CHICAGO (CBS) – For this Foodie Friday, we're taking a look at a farmer's market favorite that has found a new home indoors.
You may have heard of Zeitlin's Delicatessen, or passed them at a farmer's market during the summer, but that changes this week.
The stream's Jamaica Ponder has more as they've opened up a shop in the Old Post Office, bringing Jewish deli classics to downtown all year round.
At Zeitlin's, you can get an array of Jewish deli classics from Rubens to burgers and black and white cookies, but the star of the show, what gets the people going are undoubtedly…
Jacob: The bagels?
Sam: Bagels, ya know.
Bagels with lox, bagels without, salted, sesame, poppy seed– toasted or not— type of bagels….

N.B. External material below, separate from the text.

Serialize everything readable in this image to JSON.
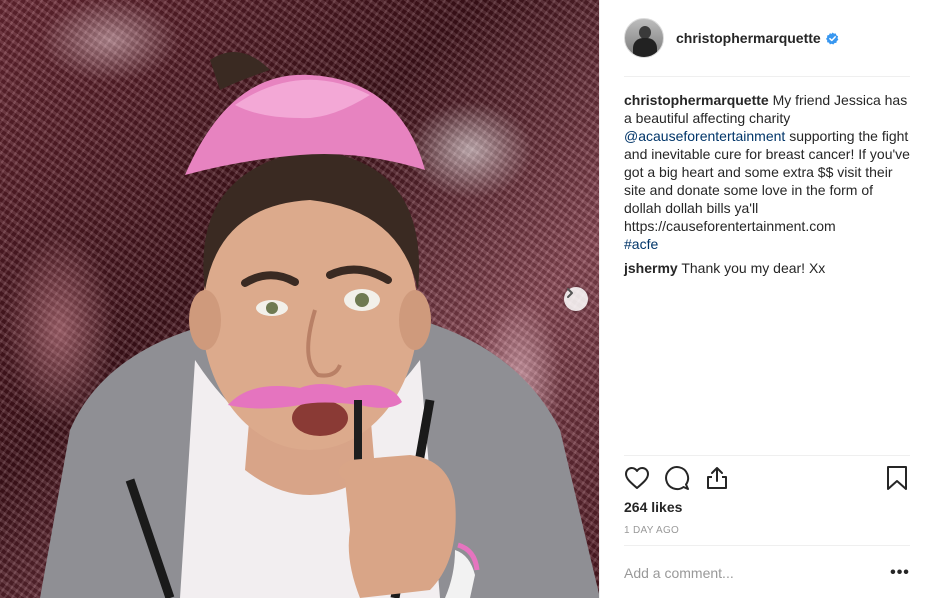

Sam: Like people absolutely love it and people, like, freak out about it.
Sam Zeitlin, along with his brother Hal started Zeitlin's Delicatessen during the pandemic. Quickly, they've become a staple in the city's sparse, but burgeoning–bagel landscape.
"Growing up and, you know, like a Jewish family on the east coast, you know, delis and bagels are very prominent and important to like my identity," he said. "But being in Chicago, like, there aren't many places that are doing it the way I appreciate it."
And not being able to get at what you want to eat.
"It eats at you, and I think you can try to not look at it and you can try to not see it, but it's like, wow, like this is important," Zeitlin said.
Tapping into his years in the culinary world, Zeitlin decided he'd figure out how to add his culture to Chicago's melting pot.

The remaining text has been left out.